Transformer architectures have evolved from initial global modeling to multi-level modeling that integrates both local and global contexts in image inpainting. The efficient contextual modeling provided by self-attention mechanisms provides a robust theoretical foundation for image inpainting. With the development of shifted-window transformers, axial attention, and mask-aware transformers, these architectures progressively address computational complexity challenges while enhancing their modeling capabilities for corrupted regions. Ko et al. [25] proposed the Continuous-Mask-Aware Transformer and developed a novel mask update scheme for image inpainting. This improvement enhanced the scoring mechanism of the mask-aware transformer, significantly reducing errors. Liang et al. [26] proposed SwinIR, which is based on the Swin Transformer, for image restoration. By utilizing multiple cascaded Swin Transformer blocks to extract both shallow and deep features, this approach achieved high-quality image reconstruction. The integration of multi-level features effectively enhanced both detailed representations and the global consistency of restored images. Jeevan P. et al. [27] proposed a token-mixing network, WavePaint, based on the WaveMix architecture, which used a 2D discrete wavelet transform for spatial token-mixing. The presence of spatial token-mixing enabled faster receptive field expansion in the model. It had fewer parameters, faster training and inference speeds, and required no adversarial training. Although the transformer has made progress in image inpainting, it still has many problems, including sensitivity to input dimensions, high demand for computational resources, a long training time, and poor interpretability.

2.2. Scene Text Inpainting

Recent research has shifted focus from general image inpainting to specialized tasks, particularly incomplete scene text inpainting, which has emerged as a critical area of investigation. Xue et al. [28] proposed a specialized incomplete text inpainting network (INIT) employing a fully convolutional encoder–decoder architecture. Under dual constraints of reconstruction loss and semantic loss, the INIT framework demonstrated enhanced performance in both text reconstruction fidelity and recognition accuracy. Sun et al. [29] developed a two-stage incomplete text inpainting algorithm (TSINIT). The TSINIT framework adopted a dual-branch architecture comprising a text extraction module and a text reconstruction module, both of which employed encoder–decoder architectures to minimize structural reconstruction errors. Zhu et al. [30] proposed a global structure-guided diffusion model (GSDM) comprising two modules: a structure prediction module (SPM) and a reconstruction module (RM). The SPM, constructed in a U-Net architecture, generated text structures as segmentation masks. The RM took the predicted masks and corrupted images as inputs, employing a diffusion-based reconstruction module to reconstruct missing text regions. Chen et al. [31] proposed a dual-discriminator generative adversarial network (D2GAN) for restoring missing components in ancient Yi script characters. The D2GAN framework enhanced the deep convolutional generative adversarial network (DCGAN) by incorporating a Yi-character screening discriminator and establishing a refined Yi script generator, which effectively performed text inpainting on degraded ancient books. At present, scene text inpainting is primarily based on encoder–decoder architectures and has a single-model structure. To enhance the performance of scene text inpainting, it is critical to develop more diverse multi-level models.

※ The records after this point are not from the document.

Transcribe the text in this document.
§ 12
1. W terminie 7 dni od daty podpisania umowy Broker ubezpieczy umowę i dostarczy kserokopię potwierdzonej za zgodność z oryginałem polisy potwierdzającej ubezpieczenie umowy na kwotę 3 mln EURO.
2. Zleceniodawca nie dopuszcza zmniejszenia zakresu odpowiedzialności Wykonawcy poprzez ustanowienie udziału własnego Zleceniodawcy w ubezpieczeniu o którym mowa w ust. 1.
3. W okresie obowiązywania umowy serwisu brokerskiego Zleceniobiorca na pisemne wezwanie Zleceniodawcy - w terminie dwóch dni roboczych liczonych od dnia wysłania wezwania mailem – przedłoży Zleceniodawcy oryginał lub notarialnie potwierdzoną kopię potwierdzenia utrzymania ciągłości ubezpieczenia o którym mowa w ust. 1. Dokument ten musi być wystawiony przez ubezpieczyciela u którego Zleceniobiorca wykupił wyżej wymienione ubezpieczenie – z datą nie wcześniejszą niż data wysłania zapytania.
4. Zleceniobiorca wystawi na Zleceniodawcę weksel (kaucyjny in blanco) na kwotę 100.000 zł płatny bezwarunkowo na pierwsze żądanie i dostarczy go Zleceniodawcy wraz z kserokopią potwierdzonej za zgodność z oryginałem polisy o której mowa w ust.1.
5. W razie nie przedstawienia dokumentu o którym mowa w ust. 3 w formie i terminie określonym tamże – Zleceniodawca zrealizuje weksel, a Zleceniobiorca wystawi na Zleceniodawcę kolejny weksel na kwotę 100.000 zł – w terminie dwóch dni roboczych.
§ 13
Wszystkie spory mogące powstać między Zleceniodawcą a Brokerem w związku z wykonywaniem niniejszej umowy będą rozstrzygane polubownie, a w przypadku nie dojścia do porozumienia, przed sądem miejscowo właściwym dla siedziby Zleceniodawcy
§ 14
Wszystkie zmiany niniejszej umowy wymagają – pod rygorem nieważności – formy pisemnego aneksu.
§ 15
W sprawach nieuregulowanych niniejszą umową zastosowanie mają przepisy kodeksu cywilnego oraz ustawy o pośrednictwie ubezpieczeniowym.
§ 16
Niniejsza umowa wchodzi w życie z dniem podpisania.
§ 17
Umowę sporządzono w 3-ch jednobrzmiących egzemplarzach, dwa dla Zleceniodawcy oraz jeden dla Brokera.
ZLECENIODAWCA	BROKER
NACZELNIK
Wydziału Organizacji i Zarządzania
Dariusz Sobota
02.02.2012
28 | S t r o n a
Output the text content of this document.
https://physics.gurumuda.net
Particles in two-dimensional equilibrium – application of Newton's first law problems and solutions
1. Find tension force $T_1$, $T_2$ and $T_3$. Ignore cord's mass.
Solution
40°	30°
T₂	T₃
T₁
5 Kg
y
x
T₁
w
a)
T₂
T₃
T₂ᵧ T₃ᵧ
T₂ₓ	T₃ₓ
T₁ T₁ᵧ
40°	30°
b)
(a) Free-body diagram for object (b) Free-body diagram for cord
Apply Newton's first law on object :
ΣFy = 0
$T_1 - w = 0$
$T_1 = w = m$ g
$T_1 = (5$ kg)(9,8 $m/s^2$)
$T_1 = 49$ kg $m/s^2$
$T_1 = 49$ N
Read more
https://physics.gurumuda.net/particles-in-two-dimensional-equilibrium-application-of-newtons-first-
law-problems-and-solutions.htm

2.3. Scene Text Recognition

In recent years, research on scene text recognition (STR) has focused on deep learning methods and achieved significant advancements. Fang et al. [32] proposed an autonomous, bidirectional, and iterative ABINet for scene text recognition. Shi et al. [33] introduced ASTER, an end-to-end neural network model that comprised a rectification network and a recognition network. Shi et al. [34] proposed a novel neural network architecture, which integrated feature extraction, sequence modeling, and transcription into a unified framework. Yue et al. [35] proposed the RobustScanner method, which includes a novel position enhancement branch, and dynamically fused its outputs with those of the decoder attention module for scene text recognition. Li, Hui et al. [36] proposed an easy-to-implement strong baseline named SAR for irregular scene text recognition using off-the-shelf neural network components and only word-level annotations. Du Yongkun et al. [37] proposed a Single Visual model for scene text recognition (SVTR) within the patch-wise image tokenization framework, which dispensed with the sequential modeling. Although significant advancements have been made in STR, it leads to poor performance when directly applied to incomplete scene texts (particularly those with damaged or missing character components). It is necessary to implement scene text inpainting as a preprocessing step before STR.

3. Methodology

A cascaded dual-inpainting network for scene text (CDINST) is proposed to reconstruct text structures and enhance recognition accuracy in downstream recognition tasks. The proposed framework consists of two cascaded modules: the SGM and the SRM, as depicted in Figure 1. The SGM generates the preliminary text structure. It is directly fed into the SRM as the structure-guided condition to refine text structure reconstruction. The two modules are independently designed, sequentially cascaded, and jointly trained.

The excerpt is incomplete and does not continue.